Versions of the device are available for use with most widely used damper models and custom made versions for specific applications can be supplied. Although the HCD was first shown in public at the Performance Racing Industry Show in Indianapolis in December 2002, it has already made inroads a number of racing categories around the world. It has been adopted by the majority of Indy Racing League teams and is used by winning teams in the CART Champ car, Toyota Atlantic, Trans-Am, Formula Ford, Sprint Car, Midget, Late Model Cars (Dirt & Pavement), motorcycle road racing teams, Moto Cross Racing and Snowmobile Racing. Essentially all categories running a coil over shock spring assembly will benefit from the hydraulic load centering perch.

New for 2003 is a driver-controlled ride height/wedge adjusting system incorporating HCD technology. This comprises two hydraulic weight jackers with the HCDs as integral components and actuators slaved to a single, “neutral force” driver control. The control system allows both springs to be raised or lowered equally for ride height control, or for just one spring to be changed for wedge (diagonal weight) control.

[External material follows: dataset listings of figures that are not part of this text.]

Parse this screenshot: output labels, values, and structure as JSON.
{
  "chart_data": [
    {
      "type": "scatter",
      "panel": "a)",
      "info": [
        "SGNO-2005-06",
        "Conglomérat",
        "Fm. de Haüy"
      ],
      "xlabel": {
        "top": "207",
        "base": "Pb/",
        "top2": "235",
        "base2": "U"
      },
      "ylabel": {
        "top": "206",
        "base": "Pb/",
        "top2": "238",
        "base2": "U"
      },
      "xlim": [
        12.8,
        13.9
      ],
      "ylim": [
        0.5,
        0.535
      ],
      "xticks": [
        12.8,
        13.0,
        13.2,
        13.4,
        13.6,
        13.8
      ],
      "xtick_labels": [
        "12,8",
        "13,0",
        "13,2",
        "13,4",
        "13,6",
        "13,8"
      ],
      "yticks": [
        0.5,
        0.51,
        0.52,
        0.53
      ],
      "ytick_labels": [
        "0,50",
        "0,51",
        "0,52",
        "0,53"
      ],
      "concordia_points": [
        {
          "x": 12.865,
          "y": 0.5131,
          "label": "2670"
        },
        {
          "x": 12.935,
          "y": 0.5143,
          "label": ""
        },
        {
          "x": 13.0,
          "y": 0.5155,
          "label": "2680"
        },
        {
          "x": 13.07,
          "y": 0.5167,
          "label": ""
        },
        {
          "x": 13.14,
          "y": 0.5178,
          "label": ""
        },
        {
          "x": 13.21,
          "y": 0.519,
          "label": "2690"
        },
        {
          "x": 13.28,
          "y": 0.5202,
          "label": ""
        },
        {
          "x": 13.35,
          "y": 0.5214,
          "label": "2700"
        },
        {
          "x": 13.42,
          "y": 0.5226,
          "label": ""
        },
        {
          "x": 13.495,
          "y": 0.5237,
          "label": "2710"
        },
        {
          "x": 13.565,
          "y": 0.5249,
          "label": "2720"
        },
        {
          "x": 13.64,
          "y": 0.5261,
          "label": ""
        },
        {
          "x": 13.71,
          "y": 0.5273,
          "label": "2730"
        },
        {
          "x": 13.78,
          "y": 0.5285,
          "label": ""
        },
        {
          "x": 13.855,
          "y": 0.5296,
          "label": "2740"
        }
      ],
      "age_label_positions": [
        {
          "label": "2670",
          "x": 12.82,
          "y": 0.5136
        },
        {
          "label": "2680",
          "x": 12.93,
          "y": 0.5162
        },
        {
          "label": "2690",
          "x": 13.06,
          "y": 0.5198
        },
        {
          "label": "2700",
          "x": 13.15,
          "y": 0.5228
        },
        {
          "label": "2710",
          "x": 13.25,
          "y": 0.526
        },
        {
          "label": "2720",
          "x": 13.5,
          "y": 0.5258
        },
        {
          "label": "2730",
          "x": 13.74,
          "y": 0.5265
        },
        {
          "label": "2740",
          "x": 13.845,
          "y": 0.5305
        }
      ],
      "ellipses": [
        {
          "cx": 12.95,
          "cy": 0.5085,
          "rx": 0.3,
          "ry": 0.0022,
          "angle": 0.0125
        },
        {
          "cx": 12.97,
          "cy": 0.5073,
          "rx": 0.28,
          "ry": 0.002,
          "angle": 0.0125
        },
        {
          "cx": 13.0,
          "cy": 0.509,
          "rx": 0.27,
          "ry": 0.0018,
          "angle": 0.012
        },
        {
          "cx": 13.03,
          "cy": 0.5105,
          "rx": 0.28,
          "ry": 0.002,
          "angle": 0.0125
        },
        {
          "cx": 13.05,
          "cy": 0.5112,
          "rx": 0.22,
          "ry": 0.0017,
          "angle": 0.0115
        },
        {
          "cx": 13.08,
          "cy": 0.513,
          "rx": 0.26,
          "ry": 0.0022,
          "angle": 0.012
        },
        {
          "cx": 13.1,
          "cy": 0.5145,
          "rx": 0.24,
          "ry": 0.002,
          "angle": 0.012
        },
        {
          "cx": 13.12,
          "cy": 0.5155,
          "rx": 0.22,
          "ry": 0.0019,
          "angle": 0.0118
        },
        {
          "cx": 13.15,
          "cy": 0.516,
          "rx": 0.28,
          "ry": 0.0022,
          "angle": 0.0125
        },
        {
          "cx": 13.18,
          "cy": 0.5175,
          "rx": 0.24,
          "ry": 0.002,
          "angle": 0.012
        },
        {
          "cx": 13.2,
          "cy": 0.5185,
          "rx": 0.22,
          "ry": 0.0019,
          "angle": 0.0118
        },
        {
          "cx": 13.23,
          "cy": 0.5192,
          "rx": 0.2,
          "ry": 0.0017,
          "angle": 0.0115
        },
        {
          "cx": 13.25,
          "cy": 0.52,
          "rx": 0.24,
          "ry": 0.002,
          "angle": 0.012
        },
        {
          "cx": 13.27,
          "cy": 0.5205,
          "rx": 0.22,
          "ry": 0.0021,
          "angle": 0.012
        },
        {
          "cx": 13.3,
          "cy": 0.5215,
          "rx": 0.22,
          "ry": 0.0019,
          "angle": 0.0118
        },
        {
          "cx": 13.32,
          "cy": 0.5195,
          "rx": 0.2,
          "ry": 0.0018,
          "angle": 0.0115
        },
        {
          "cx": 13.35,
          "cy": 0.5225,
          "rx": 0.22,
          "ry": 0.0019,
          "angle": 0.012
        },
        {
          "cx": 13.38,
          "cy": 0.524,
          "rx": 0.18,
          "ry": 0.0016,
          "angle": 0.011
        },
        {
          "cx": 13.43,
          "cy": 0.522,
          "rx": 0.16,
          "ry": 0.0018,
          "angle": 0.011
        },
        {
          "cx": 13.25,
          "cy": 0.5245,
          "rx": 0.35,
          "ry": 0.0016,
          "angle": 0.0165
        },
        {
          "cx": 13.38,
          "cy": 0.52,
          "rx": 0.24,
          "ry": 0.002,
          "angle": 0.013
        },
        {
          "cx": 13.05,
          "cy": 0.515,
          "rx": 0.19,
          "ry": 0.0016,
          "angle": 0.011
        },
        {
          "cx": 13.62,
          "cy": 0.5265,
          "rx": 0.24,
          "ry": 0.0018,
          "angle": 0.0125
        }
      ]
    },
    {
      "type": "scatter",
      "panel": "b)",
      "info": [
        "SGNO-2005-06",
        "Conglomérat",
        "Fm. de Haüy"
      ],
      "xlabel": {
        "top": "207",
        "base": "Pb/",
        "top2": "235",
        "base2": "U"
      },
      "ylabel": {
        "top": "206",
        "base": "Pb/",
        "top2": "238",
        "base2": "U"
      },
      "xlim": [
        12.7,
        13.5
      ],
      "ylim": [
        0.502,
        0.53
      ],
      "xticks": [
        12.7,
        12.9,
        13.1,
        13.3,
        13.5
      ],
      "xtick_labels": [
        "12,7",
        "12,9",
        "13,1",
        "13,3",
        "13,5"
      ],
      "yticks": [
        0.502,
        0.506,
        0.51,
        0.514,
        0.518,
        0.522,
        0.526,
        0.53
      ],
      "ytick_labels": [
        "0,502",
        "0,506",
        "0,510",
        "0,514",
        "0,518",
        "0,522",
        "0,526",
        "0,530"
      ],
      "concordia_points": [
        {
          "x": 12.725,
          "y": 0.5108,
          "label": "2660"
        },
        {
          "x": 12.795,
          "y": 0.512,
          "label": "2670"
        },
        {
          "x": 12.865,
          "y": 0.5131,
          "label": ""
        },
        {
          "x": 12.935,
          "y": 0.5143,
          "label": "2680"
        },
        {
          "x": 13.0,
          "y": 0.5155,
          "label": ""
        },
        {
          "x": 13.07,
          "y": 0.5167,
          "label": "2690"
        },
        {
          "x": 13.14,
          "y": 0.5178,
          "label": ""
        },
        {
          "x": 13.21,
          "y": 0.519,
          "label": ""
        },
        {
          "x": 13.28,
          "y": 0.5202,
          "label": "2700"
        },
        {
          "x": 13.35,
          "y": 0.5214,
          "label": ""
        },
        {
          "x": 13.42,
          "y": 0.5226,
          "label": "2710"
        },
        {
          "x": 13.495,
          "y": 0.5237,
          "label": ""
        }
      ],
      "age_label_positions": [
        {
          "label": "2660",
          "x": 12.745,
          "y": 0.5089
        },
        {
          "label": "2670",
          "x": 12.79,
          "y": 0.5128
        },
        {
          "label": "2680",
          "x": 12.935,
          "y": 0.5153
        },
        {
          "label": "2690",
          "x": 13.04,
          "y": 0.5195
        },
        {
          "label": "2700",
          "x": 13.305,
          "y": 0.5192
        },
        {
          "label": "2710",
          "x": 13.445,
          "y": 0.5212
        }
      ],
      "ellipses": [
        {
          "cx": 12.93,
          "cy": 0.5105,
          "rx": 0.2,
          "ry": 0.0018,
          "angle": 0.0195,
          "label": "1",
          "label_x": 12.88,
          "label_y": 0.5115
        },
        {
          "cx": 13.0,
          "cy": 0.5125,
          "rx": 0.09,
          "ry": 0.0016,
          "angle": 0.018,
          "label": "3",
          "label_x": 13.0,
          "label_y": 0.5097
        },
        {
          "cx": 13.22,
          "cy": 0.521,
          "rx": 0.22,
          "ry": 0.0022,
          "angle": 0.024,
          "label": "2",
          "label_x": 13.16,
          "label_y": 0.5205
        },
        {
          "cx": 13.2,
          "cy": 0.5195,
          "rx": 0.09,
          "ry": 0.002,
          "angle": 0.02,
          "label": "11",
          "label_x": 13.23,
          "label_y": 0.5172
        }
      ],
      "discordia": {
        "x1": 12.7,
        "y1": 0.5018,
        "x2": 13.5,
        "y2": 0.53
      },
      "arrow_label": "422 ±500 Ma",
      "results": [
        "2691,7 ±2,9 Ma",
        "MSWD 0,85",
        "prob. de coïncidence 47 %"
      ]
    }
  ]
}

Control of the first iteration of the system is via turn-knob screw pistons with air pressure counterbalance. (The “neutral force” counterbalance being necessary to lower adjuster friction levels for minimal driver effort). Two knobs are employed – one for dual spring control, and one for single spring control. A lever action control system is currently undergoing final development, and is expected to be available shortly.